CHAPTER 10

140 16 3
                                    

Keheningan menemani sunyinya malam yang terasa dingin. Wanita dengan surai merah muda sebahu yang kini sedikit lebih panjang itu, hanya bisa diam dan memperhatikan seseorang yang masih setia terpejam dalam damai.

Belum ada tanda-tanda orang itu akan sadar dalam waktu dekat. Tidak ada yang bisa dia lakukan selain duduk dan berharap. Tidur pun rasanya tidak nyenyak. Entah apa yang harus dia lakukan setelah tahu bagaimana kondisi lelaki itu saat ini.

Tubuh yang dulu terlihat tegap dan berwibawa itu kini terbaring lemah di hadapannya. Dan tanpa seorang pun peduli padanya. Sebegitu kejam kah dunia ini padanya?

Tangan yang dahulu pernah memeluknya, memberikan kehangatan yang hampir serupa dengan orang terkasih, kini terlihat memilukan dengan berbagai selang berisi cairan yang entah akan membantu atau tidak. Dia pun tidak mengerti mengapa hatinya terasa begitu sakit melihat pemandangan ini.

Semua yang dokter katakan entah kenapa terdengar lebih mengerikan dibandingkan dengan kabar kematian Izuna kala itu. Dia takut. Sakura takut akan kemungkinan terburuk yang telah ia dengar beberapa waktu lalu. Dan fakta bahwa Sasuke bahkan tidak pernah merasakan kebahagiaan selama ini.

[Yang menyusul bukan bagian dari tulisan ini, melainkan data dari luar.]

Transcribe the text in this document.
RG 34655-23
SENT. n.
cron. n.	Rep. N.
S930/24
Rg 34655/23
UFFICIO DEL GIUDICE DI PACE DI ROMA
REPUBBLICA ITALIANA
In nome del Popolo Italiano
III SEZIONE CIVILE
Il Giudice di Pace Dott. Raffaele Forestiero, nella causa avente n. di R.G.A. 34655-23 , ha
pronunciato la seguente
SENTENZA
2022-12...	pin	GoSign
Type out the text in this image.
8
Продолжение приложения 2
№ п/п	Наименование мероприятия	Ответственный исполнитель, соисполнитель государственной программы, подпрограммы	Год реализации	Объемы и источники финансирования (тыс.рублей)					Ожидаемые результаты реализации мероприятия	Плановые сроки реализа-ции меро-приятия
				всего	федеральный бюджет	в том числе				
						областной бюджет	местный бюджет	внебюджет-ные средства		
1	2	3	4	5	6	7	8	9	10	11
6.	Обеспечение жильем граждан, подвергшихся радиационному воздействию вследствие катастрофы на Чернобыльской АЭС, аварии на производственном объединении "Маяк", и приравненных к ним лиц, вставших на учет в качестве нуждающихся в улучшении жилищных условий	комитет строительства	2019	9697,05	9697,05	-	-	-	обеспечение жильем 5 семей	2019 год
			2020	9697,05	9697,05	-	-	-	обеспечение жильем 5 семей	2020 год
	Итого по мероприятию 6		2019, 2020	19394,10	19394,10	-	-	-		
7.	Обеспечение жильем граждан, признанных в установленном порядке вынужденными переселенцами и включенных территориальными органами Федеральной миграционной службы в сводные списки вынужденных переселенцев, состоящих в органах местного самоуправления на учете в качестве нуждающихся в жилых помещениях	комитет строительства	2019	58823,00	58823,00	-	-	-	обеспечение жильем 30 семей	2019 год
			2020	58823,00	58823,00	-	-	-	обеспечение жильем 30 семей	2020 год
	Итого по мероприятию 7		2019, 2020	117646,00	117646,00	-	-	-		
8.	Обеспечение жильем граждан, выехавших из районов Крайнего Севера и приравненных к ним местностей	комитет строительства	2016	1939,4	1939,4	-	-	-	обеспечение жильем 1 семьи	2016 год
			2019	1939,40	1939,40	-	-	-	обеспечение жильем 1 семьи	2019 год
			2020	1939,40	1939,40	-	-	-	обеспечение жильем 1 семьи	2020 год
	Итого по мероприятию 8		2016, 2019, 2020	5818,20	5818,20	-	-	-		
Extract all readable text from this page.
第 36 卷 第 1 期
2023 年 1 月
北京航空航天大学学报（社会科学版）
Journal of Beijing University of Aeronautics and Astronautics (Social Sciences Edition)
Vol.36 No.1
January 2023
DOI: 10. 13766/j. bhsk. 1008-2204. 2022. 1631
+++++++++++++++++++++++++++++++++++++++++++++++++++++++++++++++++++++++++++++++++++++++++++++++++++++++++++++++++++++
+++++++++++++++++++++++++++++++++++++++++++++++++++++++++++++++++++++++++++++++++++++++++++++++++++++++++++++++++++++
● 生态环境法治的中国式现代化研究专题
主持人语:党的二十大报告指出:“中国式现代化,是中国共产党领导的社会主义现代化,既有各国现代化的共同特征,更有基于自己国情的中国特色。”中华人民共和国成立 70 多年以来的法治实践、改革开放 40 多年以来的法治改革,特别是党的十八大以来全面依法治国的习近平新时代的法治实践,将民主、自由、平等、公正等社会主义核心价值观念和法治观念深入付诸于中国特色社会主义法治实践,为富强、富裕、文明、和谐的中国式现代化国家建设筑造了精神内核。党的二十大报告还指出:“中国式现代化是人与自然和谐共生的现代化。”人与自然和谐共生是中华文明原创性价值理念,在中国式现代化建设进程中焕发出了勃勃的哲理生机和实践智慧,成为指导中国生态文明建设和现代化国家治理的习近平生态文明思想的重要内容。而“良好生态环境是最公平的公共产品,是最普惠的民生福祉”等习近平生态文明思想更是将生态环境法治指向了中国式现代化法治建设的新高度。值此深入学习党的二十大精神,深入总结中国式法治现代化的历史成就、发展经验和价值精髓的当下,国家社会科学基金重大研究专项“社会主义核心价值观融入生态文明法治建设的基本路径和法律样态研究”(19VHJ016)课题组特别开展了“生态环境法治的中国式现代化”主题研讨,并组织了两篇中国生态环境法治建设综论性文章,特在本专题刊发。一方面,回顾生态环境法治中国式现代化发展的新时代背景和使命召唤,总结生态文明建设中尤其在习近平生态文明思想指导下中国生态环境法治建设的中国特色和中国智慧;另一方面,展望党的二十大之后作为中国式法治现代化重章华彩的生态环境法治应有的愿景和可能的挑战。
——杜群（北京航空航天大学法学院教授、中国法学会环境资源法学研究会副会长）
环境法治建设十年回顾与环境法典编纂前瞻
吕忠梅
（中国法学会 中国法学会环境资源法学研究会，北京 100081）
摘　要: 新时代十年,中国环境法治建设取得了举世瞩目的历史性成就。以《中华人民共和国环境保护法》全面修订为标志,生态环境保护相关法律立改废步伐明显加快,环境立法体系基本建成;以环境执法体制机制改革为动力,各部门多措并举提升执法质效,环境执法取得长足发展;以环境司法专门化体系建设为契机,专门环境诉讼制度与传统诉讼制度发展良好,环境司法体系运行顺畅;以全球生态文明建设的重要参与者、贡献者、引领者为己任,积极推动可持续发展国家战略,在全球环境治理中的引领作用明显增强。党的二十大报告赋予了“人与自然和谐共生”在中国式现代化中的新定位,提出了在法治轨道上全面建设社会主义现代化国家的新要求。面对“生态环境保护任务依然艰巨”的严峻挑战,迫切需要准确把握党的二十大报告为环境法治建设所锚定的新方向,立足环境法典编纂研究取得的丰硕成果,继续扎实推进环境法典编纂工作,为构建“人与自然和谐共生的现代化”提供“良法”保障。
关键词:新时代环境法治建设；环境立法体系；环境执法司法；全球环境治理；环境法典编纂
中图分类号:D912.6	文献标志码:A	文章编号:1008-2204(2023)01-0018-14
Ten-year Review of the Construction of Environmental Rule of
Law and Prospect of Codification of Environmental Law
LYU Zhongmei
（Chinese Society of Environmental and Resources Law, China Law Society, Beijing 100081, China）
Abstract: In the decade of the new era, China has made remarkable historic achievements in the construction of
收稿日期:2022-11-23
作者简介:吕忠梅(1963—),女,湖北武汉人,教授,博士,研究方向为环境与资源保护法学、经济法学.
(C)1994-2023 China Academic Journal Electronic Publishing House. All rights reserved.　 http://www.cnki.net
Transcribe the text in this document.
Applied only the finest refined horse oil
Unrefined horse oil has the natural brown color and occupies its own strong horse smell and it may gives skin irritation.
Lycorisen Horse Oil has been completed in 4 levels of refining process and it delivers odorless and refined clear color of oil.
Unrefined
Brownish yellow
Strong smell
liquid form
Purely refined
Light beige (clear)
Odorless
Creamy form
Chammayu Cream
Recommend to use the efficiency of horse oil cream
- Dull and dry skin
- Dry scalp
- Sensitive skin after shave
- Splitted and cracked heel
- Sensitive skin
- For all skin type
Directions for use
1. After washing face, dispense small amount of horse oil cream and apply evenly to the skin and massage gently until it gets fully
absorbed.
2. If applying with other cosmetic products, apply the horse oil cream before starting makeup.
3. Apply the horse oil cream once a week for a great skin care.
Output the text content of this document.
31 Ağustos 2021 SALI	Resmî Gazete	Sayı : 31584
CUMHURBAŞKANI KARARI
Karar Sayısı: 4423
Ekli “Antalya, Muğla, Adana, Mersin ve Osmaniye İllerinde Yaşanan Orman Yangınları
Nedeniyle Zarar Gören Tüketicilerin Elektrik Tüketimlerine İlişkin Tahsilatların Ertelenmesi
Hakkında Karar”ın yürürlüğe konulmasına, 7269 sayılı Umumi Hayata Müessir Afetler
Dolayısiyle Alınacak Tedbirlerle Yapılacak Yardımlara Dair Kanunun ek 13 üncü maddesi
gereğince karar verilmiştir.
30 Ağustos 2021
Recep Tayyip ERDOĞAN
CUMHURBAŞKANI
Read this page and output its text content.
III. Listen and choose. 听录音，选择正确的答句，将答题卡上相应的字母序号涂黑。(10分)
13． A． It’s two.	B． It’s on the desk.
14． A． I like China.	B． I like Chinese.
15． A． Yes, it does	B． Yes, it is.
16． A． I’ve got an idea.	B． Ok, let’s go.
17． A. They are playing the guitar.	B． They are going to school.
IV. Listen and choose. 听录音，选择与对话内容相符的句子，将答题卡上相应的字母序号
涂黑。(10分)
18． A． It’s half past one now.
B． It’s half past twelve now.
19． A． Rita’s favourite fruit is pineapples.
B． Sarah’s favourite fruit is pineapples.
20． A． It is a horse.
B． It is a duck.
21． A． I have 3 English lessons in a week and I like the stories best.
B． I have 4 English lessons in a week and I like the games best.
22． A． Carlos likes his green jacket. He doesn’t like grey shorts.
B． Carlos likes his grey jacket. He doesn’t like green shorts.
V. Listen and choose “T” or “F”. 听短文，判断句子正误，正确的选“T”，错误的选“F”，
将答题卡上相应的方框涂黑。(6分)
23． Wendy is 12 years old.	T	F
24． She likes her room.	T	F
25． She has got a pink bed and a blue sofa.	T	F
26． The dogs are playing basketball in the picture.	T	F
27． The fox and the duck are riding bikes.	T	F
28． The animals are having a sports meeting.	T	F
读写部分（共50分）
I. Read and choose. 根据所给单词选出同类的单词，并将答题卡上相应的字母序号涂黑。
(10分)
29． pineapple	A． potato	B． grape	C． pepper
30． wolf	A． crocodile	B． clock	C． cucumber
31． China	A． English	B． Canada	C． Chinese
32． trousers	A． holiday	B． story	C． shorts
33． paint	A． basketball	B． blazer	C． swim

Lelaki itu tersiksa, namun berusaha terlihat baik-baik saja meski mungkin jiwanya sudah tak lagi mampu merasakan mana kebahagiaan yang sesungguhnya.

"Maafkan aku," berusaha menahan air mata pun percuma ia lakukan. Dadanya terlalu sesak dan lelah. Biarkan dia menangis untuk malam ini, menyesali semua perlakuan yang telah ia berikan pada sang suami yang tidak pernah melakukan kesalahan padanya. "Maafkan aku. Kumohon sadarlah."

Semakin erat genggaman tangannya, semakin dalam pula ia menundukkan kepala dan membiarkan air mata itu terus mengalir membasahi pakaian yang telah ia ganti. Menyalahkan dirinya sendiri dan menyesal.

****

Pandangannya masih samar seiring kelopak mata yang kian terbuka lebar. Pemandangan pertama yang dia lihat hanya langit-langit kamar yang tidak terlalu asing baginya. Dan rasa sakit di kepala serta beberapa bagian tubuhnya yang tak luput dia rasakan.

Terdiam selama beberapa saat, meresapi setiap oksigen yang masuk ke dalam paru-parunya. Setidaknya dia harus bersyukur karena masih bisa menghirup oksigen sedikit lebih lama. Entah kapan sensasi ini akan berhenti dan tidak pernah bisa ia rasakan lagi.

Mengedarkan pandangan ke segala arah, dia tidak mendapati siapa pun di ruangan ini. Sedikit rasa lega melingkupinya karena tidak mendapati eksistensi Sakura di sana. Mengingat terakhir kali dia bertemu wanita itu sebelum tak sadarkan diri. Dia lebih senang sendiri dan tidak membebani orang lain dalam kondisi seperti ini.

Menerawang keluar jendela yang sedikit basah dia kembali teringat pada gadis kecil yang ia temani waktu itu. Bagaimana kabarnya sekarang? Bagaimana kondisinya saat ini? Apakah pengobatannya berjalan lancar? Dan berbagai pertanyaan lain yang ingin dia sampaikan pada dokter atau mungkin perawat nanti.

Pada akhirnya dia kembali termenung dan diam, tertelan dalam rasa takut yang tiba-tiba menghampirinya. Bohong jika dia selama ini tidak takut dengan kematian. Dia takut jika tidak ada seorang pun di sampingnya ketika hal itu terjadi. Meski dia sudah terbiasa sendiri, dalam sunyi pun ketakutan itu pasti akan hadir. Sama seperti mimpinya selama ini yang belum bisa ia atasi sampai sekarang.

Pintu ruangan itu terbuka perlahan, dan menampilkan sosok perempuan dengan balutan pakaian sederhana. Lelaki yang masih terbaring itu tidak menampilkan perubahan apa pun selain matanya yang terbuka dan nampak sayu. Seketika perempuan yang baru saja tiba itu, langsung melangkah mendekat dengan debaran haru yang menyelemuti.

Langkah kakinya kian mendekat meski tatapan sang pria belum beralih padanya. Tidak dimungkiri bahwa Sakura benar-benar merasa lega saat ini. Setelah dua hari tidak sadarkan diri, akhirnya Sasuke membuka mata dan terlihat lebih baik.